A Closer Look at Native Advertising [Feb. 27, 2015]
By Tom Wentworth
Native advertising hit its stride last year. “Paid posts,” which gained popularity on new media platforms like Buzzfeed and Business Insider, started popping up in venerable publishers like The New York Times and The Wall Street Journal. And big brands have jumped on these sponsored content opportunities, including Dell and Shell, who have both invested in the creation of native advertising units within The New York Times.
While some brands find that native advertising “works,” as measured by clicks, it doesn’t always prove to be a valuable way to build and develop an audience. Many consumers question the credibility of sponsored posts, and will navigate away from pages that contain the dreaded “sponsored by” message.

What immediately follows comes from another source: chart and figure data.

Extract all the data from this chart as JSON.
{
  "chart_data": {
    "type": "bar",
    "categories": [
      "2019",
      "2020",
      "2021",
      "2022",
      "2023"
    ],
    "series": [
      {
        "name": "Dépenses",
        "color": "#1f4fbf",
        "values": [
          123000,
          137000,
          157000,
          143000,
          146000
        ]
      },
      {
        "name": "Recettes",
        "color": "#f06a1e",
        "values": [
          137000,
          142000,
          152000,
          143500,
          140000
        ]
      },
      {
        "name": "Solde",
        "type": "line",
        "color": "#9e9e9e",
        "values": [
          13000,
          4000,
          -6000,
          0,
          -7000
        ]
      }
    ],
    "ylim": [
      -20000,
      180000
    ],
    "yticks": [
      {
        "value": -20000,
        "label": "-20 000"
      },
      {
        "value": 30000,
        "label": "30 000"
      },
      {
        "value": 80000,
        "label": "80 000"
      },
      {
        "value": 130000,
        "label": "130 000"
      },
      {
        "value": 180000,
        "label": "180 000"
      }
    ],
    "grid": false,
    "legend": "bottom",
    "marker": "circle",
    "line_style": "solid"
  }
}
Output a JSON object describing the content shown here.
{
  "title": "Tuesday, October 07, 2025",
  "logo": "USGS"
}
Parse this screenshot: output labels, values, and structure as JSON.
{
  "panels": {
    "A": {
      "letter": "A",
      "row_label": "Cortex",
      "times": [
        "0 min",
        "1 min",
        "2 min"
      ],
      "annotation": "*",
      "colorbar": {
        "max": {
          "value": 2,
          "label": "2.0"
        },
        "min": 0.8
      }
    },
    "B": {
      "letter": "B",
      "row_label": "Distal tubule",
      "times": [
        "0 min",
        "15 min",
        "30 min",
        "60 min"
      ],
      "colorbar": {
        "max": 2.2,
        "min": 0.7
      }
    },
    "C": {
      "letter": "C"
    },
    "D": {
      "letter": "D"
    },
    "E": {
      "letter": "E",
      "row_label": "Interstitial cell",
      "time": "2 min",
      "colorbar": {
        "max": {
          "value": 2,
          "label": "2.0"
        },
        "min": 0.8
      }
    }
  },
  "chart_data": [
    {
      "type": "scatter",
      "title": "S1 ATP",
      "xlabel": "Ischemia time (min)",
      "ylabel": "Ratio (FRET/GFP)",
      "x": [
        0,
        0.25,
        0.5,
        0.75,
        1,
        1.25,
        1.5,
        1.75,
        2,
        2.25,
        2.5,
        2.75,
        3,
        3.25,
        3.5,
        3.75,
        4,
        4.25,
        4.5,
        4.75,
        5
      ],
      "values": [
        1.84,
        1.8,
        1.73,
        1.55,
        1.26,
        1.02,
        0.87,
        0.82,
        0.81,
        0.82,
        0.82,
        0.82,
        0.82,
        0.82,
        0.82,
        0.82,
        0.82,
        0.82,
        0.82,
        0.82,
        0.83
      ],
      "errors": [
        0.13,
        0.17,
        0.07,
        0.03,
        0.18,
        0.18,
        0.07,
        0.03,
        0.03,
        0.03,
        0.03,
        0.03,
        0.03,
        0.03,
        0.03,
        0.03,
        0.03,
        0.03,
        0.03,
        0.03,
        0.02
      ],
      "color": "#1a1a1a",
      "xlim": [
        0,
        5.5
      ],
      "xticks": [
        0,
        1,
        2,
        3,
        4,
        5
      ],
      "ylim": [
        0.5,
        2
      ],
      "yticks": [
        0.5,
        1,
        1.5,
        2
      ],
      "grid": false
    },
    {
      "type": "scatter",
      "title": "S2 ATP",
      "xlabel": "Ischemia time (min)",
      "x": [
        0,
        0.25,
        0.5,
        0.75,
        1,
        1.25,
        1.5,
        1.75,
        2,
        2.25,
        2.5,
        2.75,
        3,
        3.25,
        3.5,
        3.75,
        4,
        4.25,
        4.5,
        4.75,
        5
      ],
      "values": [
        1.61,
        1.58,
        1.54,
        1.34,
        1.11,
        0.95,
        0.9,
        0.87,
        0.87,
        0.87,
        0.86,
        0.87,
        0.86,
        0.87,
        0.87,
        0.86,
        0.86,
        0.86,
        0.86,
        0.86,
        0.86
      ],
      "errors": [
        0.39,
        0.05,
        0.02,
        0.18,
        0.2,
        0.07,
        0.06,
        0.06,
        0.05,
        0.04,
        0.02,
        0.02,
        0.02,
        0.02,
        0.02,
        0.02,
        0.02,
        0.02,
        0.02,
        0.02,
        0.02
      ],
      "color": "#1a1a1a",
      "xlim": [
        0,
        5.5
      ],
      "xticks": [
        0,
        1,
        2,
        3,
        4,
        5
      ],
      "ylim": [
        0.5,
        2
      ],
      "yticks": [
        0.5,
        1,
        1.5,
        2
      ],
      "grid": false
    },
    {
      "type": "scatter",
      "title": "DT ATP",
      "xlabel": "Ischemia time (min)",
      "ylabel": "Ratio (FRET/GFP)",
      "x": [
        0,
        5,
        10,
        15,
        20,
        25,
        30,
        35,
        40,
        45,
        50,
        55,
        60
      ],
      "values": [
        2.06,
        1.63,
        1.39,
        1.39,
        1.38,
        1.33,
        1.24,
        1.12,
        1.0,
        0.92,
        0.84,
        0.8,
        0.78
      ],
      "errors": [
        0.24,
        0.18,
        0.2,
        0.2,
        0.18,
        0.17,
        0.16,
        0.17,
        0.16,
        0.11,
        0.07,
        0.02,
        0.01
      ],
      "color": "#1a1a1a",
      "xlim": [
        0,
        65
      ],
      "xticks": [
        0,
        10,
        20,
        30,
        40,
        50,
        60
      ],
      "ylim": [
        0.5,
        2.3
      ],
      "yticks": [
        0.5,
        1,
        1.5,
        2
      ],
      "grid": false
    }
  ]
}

In order to prevent this negative reaction from consumers, brands need to integrate native advertising efforts into a larger content marketing strategy. Brands today have essentially become publishers — from beefing up their corporate blog, to integrating content into product marketing campaigns. By creating a more comprehensive content strategy among all of their branded platforms, brands will find more success with third-party content campaigns like native advertising.
Some tips to get started:
1. Create Regular Content
Brands need to become a source of content that educates, entertains and inspires audiences, not “advertises” to them. In order to shift consumer perception from brand to publisher, brands need to establish a steady cadence of content creation on their own website’s blog or in other marketing materials before embarking on a native advertising campaign.
Once a brand builds a fan following for their internally generated content, consumers will be more open to seeing them post content on third-party publishers, like news sites. Chipotle is a prime example of a publisher-brand who has created a stream of valuable, interesting content that fans have come to know and love. They’ve experimented with content in a variety of places — from their tumblr page full of beautiful visuals, to a four-part satirical TV series on Hulu about the agricultural industry and how food is raised. The Hulu series was a way to shed light on the importance of eating food with integrity — selections with ingredients like those served at Chipotle.
The series, and other content streams hosted on their own site, established Chipotle as a source of information about agriculture and let customers know about the ingredients used in all meals. This in turn provided an opportunity for Chipotle to create well-received native advertising campaigns about those same topics on third-party news sites, like the “Food for Thought” series on The Huffington Post.